• Just when you think the latest NEA controversy has passed, conservatives take a midnight trip to the graveyard and extract new stupidness from its ugly zombie head. This time, John McCain and Tom Coburn have released a report on “wasteful” spending in the (now nearly year-old) stimulus bill that includes NEA grants to controversial organizations like Shakespeare festivals (um…what?). Sure enough, Fox News dutifully dragged the Greater Philadelphia Cultural Alliance’s Tom Kaiden on TV to play defense. The most hilarious/disgusting part of it all is how obvious it is that someone went through the list of grants and simply picked out the funny-sounding names (“Spiral Q Puppet Theatre,” “Pig Iron Theatre Company”). Let’s just be thankful the Please Touch Museum was spared!
  • Meanwhile, the reactions to the NEA’s Survey on Public Participation in the Arts are rolling in, and nearly all observers are seeing it as a wake-up call for the field. Judith H. Dobrzynski says it’s all about online delivery; Erin Gore breaks down the numbers; Adam Forest Huttler says we need a Manhattan Project for the arts; Greg Sandow sees vindication and points to a parallel study undertaken by the League of American Orchestras (with similar results).
  • I mentioned last week that a number of theater bloggers were conducting a conversation on diversity in association with a convening at Arena Stage. The Arena Stage New Play Blog now has the full range of commentary from the session up, and the thoughtful reflections continue to reverberate throughout the blogosphere. I particularly enjoyed two contributions from Adam Thurman of Mission Paradox fame and 99 Seats of, uh, 99 Seats fame, both theater professionals of color. Thurman classifies attitudes toward diversity among organizations into four categories, with a “live and let live” frame. 99, meanwhile, writes a very long and personal reflection on the nature of privilege in all its forms, and sums up what I tried to say in my Arts and Sustainability post a while back in about 2700 fewer words: “Time not spent directly making money to survive is a privilege in this country. It’s hard to see, but it’s there.”
  • New Jersey’s cultural community is in tough shape after the Corzine administration ordered a freeze on grant payments promised to arts organizations earlier this year in the face of a $1 billion budget shortfall, apparently at the request of incoming Governor-elect Chris Christie. ArtPride NJ is trying to rally the troops.
  • Hey Fox News, if you want a real culture spending scandal, how about this one? The Smithsonian lost $12.3 million in personal property in four years due to employee theft, including 89 laptop computers. Go ahead, let ’em have it – they deserve it.
  • Budding nonprofit superstar Rosetta Thurman has quit her job to become a full-time consultant, and dishes about the auspicious beginnings of her professional career at Pizza Hut. If you’re also thinking about striking off on your own (or you already have and are trying to figure out how to make it work), don’t miss this helpful resource center at the Entrepreneur the Arts website.
  • Two big arts infrastructure announcements last week: first, Fractured Atlas unveils ATHENA Tix, a new open-source ticketing system aimed at small- and medium-size presenters; and second, the Actors Fund is getting into low-income housing development, starting off with a 160-unit building in Newark. Sadly, low-income arts organizations have had more trouble with their own housing, as the New York Times reports on how the recession has impacted the cultural facility building boom. Of course, lots of financial problems have a way of disappearing when $85 million falls in your lap.
  • Ahem.

    In the survey of 191 foundation executives and officers at 155 grant makers, 76 percent said their organization is effective at “creating impact.” But only 8 percent said they could point to specific data to support such claims.

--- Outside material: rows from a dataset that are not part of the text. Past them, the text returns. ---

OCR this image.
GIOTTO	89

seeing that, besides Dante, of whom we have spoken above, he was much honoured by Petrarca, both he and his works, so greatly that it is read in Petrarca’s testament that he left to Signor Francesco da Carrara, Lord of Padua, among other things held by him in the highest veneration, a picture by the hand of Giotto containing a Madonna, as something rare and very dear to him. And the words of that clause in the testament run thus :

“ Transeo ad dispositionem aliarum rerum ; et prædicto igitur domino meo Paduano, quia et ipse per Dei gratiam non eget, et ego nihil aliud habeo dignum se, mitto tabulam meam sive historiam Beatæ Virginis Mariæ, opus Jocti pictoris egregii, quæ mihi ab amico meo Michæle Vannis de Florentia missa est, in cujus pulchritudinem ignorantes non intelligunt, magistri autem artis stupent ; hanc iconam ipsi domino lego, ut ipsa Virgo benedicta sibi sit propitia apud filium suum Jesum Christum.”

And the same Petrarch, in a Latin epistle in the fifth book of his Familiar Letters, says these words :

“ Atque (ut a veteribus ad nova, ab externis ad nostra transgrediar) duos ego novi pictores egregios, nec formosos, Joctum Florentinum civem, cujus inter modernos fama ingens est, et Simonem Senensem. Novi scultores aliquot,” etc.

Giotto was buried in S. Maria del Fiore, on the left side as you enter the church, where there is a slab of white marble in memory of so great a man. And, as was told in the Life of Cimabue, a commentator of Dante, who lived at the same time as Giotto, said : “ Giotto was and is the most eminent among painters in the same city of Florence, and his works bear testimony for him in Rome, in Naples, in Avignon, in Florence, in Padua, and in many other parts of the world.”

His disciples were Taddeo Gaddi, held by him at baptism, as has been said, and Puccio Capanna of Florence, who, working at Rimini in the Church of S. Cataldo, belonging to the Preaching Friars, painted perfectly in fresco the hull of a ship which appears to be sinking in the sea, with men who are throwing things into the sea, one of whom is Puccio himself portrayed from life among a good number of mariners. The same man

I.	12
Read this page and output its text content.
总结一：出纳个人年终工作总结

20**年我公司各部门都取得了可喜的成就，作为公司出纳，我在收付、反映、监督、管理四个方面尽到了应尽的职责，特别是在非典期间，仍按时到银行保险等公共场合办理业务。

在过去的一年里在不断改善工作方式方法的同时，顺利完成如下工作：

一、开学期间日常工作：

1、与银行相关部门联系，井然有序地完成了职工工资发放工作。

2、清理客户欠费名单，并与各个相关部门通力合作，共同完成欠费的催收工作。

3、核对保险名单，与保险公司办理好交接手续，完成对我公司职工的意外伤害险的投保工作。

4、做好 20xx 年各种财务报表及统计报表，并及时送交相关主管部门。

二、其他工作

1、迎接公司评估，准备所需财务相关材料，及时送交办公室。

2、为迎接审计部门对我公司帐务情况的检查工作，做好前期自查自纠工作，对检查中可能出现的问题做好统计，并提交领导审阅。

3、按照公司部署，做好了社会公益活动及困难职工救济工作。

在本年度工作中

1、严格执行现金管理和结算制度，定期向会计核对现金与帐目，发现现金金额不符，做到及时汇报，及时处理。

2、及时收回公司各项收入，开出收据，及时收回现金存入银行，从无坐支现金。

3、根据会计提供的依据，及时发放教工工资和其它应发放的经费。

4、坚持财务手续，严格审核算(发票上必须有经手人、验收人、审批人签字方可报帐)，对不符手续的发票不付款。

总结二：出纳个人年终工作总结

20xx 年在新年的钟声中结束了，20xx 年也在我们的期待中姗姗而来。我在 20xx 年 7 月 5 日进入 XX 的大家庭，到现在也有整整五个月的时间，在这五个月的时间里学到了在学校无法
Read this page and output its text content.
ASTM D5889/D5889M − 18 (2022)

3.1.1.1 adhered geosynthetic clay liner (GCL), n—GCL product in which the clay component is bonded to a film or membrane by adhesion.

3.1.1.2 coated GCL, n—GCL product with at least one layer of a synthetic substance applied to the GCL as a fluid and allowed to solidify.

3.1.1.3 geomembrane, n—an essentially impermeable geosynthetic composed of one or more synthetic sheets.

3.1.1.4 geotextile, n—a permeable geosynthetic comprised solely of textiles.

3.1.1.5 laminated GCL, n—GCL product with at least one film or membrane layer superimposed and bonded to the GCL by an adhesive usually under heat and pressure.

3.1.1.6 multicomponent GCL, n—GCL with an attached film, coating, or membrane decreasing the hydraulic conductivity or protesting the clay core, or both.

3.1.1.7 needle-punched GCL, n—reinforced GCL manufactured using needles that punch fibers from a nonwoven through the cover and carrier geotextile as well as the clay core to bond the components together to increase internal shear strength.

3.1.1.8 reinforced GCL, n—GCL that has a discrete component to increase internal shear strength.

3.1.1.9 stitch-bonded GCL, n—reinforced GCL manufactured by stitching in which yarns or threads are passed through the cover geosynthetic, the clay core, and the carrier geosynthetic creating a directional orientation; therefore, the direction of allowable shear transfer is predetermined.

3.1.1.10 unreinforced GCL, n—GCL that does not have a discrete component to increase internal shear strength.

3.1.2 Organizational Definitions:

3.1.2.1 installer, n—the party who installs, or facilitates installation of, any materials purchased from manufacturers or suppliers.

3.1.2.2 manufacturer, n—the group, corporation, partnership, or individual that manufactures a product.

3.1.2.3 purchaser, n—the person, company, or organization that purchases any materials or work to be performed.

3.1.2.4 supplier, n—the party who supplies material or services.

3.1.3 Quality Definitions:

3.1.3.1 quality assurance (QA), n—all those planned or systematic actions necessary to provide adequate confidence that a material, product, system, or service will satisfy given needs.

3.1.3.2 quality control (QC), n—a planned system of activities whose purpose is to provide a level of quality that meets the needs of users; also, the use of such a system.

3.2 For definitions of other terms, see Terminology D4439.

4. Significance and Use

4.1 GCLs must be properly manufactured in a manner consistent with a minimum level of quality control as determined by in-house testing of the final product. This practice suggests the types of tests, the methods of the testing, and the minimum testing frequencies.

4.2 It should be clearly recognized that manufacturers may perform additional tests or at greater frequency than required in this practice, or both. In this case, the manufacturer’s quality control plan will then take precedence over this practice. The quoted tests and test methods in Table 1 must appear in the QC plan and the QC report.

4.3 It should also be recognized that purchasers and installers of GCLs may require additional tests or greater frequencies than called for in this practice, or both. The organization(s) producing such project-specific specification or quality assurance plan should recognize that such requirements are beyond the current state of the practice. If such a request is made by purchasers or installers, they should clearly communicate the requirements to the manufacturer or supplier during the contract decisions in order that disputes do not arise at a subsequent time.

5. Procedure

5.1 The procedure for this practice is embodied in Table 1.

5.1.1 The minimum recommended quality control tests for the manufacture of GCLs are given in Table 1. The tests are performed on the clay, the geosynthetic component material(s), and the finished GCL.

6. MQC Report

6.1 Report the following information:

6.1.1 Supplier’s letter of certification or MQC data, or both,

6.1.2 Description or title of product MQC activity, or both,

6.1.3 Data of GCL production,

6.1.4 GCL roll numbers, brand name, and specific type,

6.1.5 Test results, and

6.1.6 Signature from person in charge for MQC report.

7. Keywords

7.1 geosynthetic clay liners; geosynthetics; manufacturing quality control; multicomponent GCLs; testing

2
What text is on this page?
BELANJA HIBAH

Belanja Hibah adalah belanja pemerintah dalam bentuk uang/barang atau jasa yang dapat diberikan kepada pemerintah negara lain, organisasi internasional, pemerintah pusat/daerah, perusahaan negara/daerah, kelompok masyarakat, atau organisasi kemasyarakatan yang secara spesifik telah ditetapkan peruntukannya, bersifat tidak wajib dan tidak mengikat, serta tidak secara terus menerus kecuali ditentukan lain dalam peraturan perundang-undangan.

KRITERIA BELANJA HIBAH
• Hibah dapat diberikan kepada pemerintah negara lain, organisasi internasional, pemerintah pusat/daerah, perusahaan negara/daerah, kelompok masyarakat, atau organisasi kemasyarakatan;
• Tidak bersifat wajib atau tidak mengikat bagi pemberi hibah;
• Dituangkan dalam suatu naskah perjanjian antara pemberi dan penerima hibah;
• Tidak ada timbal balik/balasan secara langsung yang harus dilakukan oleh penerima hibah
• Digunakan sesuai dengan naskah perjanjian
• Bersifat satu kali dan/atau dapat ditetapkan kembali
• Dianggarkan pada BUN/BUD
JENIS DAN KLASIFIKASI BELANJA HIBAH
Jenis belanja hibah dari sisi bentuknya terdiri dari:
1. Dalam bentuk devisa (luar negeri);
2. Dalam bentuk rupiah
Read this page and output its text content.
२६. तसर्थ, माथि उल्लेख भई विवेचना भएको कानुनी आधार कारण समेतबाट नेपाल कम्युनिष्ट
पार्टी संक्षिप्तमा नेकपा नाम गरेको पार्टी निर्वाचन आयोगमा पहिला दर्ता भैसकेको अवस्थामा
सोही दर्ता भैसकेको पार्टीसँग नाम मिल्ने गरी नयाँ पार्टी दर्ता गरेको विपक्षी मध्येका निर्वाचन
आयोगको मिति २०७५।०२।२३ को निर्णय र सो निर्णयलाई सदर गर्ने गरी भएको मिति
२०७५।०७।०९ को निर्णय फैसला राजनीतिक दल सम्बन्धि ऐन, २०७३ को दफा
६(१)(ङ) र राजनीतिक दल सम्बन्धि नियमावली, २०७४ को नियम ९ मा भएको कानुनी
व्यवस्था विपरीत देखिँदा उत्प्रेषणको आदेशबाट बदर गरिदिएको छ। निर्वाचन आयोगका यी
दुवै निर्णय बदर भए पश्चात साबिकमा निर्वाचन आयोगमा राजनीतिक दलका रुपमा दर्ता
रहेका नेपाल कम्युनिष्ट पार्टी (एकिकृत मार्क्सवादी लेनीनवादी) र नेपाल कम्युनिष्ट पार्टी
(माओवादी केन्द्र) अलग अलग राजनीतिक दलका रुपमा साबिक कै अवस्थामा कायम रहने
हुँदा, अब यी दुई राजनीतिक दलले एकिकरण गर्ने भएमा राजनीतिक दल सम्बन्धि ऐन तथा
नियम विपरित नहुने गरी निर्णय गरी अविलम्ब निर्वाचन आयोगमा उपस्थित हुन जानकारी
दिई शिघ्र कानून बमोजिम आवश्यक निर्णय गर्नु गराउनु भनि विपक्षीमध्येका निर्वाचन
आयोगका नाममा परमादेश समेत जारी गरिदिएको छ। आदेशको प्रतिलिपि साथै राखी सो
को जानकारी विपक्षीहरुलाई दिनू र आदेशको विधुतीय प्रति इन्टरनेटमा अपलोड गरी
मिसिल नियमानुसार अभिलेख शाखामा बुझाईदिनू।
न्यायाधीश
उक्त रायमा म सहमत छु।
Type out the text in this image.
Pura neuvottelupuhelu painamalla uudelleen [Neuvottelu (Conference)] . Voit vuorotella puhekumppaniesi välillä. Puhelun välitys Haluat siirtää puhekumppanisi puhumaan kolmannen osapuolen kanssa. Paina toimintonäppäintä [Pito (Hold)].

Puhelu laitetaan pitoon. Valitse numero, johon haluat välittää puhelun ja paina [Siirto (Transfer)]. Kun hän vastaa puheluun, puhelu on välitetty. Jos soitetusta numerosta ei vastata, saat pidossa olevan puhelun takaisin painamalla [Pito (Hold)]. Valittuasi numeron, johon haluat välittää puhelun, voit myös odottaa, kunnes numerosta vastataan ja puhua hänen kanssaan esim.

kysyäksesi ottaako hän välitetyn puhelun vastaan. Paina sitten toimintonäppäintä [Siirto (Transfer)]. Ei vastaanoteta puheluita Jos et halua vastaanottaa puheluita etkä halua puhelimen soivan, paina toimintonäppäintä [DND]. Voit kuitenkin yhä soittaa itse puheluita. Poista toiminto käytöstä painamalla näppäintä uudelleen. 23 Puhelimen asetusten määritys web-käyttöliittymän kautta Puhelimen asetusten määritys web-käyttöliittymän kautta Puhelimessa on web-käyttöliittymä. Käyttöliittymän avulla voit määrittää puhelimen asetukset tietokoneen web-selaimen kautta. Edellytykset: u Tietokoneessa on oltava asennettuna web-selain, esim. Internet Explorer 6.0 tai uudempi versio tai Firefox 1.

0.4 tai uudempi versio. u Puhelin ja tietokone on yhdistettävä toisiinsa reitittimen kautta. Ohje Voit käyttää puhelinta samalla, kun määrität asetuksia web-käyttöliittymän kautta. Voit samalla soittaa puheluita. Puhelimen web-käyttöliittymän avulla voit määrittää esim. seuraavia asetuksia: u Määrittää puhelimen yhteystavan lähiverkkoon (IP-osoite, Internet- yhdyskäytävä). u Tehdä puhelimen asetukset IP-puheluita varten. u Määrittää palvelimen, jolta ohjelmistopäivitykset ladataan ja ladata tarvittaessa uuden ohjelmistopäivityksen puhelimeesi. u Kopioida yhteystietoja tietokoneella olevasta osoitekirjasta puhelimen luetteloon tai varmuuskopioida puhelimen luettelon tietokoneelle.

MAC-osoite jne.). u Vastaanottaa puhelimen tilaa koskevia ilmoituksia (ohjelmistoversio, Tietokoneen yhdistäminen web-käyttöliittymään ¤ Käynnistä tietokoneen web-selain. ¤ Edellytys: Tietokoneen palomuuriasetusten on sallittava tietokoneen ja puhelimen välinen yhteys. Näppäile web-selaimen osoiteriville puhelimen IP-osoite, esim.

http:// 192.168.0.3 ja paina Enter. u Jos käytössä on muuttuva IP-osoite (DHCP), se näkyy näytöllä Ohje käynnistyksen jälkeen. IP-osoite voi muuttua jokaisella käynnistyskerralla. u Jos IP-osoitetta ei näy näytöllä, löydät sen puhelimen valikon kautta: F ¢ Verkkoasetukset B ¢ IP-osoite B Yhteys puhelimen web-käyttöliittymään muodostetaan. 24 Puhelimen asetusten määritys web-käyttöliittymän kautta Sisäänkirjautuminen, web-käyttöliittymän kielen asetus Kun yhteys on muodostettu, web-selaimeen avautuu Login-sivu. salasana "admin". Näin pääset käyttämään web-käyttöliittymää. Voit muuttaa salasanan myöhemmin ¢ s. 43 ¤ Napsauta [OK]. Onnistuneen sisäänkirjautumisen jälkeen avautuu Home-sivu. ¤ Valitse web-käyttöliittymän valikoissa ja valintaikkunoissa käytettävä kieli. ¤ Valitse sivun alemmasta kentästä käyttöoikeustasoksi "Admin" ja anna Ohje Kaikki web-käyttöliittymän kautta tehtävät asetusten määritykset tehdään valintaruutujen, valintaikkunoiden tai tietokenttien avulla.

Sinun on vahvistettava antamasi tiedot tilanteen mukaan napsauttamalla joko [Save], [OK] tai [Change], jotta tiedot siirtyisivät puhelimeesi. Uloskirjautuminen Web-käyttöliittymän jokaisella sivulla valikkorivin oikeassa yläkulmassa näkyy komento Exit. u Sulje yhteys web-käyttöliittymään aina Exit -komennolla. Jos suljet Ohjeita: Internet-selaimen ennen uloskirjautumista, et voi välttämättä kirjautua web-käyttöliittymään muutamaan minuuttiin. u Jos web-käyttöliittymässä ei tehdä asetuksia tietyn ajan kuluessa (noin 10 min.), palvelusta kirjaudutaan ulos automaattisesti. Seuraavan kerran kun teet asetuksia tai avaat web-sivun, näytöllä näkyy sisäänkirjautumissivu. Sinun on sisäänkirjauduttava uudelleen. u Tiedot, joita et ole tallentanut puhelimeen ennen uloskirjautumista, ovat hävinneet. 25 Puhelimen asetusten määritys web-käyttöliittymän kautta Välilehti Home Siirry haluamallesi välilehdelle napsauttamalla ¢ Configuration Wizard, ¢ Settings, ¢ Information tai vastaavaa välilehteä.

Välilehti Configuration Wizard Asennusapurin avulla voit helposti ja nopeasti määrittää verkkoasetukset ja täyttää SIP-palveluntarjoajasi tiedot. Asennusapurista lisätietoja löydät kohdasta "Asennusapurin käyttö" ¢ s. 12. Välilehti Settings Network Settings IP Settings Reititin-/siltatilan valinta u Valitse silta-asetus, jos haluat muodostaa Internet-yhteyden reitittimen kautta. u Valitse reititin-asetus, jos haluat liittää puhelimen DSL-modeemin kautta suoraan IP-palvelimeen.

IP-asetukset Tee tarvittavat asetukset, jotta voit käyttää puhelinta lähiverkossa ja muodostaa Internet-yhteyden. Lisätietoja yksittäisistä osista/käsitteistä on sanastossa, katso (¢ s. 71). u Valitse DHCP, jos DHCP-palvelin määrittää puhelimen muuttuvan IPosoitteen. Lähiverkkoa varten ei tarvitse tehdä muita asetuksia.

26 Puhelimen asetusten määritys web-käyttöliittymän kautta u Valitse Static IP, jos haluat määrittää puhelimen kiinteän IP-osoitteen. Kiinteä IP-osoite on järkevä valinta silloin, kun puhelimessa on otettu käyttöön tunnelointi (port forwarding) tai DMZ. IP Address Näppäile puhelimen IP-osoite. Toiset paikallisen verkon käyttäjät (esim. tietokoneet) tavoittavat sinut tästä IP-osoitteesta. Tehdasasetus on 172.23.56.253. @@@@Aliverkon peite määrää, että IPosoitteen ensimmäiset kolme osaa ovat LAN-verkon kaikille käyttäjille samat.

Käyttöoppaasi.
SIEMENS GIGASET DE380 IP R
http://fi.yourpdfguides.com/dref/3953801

    Right. So that pretty much says it all. The Center for Effective Philanthropy (the authors of the abovelinked report), by the way, just launched a new blog.

  • Thankfully, some in the foundation world clearly are pushing radical and much-needed change. Paul Grogan, head of The Boston Foundation, is one of them, and it’s not surprising to see him in the middle of this innovative partnership between human service funders to divide up program priorities as efficiently as possible.
  • So umm, is this the future of arts criticism?
  • I know jazzers can be kind of hardcore about what counts as “jazz,” but this is ridiculous.